Il a fallu moins d'un demi-siècle au jazz pour se métamorphoser totalement. Je ne pense pas qu'il y ait d'équivalent dans l'histoire de la musique. Entre les meilleurs enregistrements de Jelly Roll Morton et la parution du Love Supreme de Coltrane, il y a - grossièrement - 40 ans... Et pourtant, à écouter ces œuvres, il semble qu'un millénaire se soit écoulé. Si l'on revient aux atermoiements d'Antoine Batiste, à l'heure d'aller cachetonner dans le quartier français, on perçoit la tension qui remue le jazz mais aussi le sentiment, pas toujours injustifié, que la tradition peut constituer un enfermement, qu'elle contient en elle les germes d'un risque de sclérose. Dans plusieurs interviews, Jay Jay Johnson décrit précisément la tradition comme un enfermement. En cessant de reprendre de vieux standards pour s'essayer à la composition, en intégrant au jazz des éléments hérités du classique (de Bartok à Debussy en passant par Ravel ou Stravinsky), Johnson souhaitait élargir le spectre : en finir avec les architectures figées dans des formes qu'il jugeait répétitives et circonscrites. On peut le comprendre dans la mesure où, avant son émergence, la pratique du trombone était clairement cantonné au swing (voire au style Dixie). Johnson va contribuer à sortir l'instrument de ce musée poussiéreux. Avec l'avènement du be-bop puis à la faveur d'une collaboration fructueuse avec un autre tromboniste qui avait des fourmis dans les jambes : Kai Winding.

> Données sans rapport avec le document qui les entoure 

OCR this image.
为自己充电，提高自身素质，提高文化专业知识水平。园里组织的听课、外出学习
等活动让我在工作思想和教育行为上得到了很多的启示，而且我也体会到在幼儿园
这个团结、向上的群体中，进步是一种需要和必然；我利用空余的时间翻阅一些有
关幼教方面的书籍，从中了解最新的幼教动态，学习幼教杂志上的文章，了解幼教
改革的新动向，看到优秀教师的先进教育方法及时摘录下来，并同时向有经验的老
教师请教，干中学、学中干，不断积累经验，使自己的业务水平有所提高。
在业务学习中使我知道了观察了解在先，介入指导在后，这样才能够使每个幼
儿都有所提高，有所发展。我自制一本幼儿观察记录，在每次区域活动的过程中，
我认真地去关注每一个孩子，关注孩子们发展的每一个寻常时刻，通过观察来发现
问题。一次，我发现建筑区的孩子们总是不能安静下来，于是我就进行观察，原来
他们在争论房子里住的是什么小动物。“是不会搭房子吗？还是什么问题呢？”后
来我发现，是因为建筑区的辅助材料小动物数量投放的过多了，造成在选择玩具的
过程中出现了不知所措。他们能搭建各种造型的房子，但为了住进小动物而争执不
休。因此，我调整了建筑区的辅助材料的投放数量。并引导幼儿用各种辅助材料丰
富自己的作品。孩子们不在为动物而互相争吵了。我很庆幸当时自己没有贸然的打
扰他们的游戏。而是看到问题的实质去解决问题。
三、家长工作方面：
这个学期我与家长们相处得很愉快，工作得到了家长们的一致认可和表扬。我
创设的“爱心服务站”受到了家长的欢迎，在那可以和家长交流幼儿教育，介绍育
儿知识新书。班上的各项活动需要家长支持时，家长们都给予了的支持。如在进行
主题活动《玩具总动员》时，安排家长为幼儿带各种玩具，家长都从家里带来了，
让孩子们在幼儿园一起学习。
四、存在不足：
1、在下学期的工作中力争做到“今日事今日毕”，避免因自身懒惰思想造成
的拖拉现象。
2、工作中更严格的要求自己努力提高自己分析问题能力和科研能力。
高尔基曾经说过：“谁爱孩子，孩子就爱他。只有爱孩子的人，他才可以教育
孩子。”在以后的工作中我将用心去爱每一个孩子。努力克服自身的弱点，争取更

1955 est l'année bascule. En plus de ses projets avec Winding, JJ Johnson sort plusieurs enregistrements pour le label Blue Note. Sous format 10" puis 12 pouces (ces derniers formant une compilation des enregistrements précédemment gravés). La composition Viscosity sur laquelle s'escrime Antoine Batiste figure sur le second volume 12 pouces. Le morceau est enregistré le 6 juin 1955 en quintet avec Hank Mobley au tenor, Horace Silver au piano, Paul Chambers à la contrebasse et Kenny Clarke à la batterie. Citer une line-up pareille fait toujours un drôle d'effet mais au-delà de cela, on identifie assez vite ce qui fait de Viscosity un tout nouveau langage sur lequel ne peut que buter un musicien ayant consacré sa vie à la tradition ou aux formes classiques du jazz nouvelle-orléanais. Avant cet enregistrement de juin 55, Jay Jay Johnson avait déjà gentiment tapé du point sur la table. 2 ans plus tôt, quasiment jour pour jour, le tromboniste enregistrait une de ses compositions : Turnpike avec Clifford Brown, Jimmy Heath, John Lewis, Percy Heath et Kenny Clarke. L'agilité de Johnson était alors sans commune mesure avec ce que pouvaient faire ses confrères. Ce n'était pas un souffle nouveau mais une bourrasque qui étendait toute la concurrence, avec une facilité qui confinait à l'insolence pure et simple. Mais Viscosity, c'est encore autre chose. La marque d'une réflexion plus aboutie ; des circonvolutions harmoniques nouvelles qui ouvrent quantité de portes simultanément, une aptitude nouvelle à édifier des gabarits pour solistes. Pour Jay Jay Johnson, les portes s'ouvraient également, dans la mesure où il allait pouvoir déployer ses talents d'innovateur, en particulier durant les profuses années 60, avec des albums désormais légendaires (et somme toute indispensables) : The Great Kai & JJ (Impulse! - 1960) ; Proof Positive (Impulse! - 1964) ; JJ! (RCA - 1965)...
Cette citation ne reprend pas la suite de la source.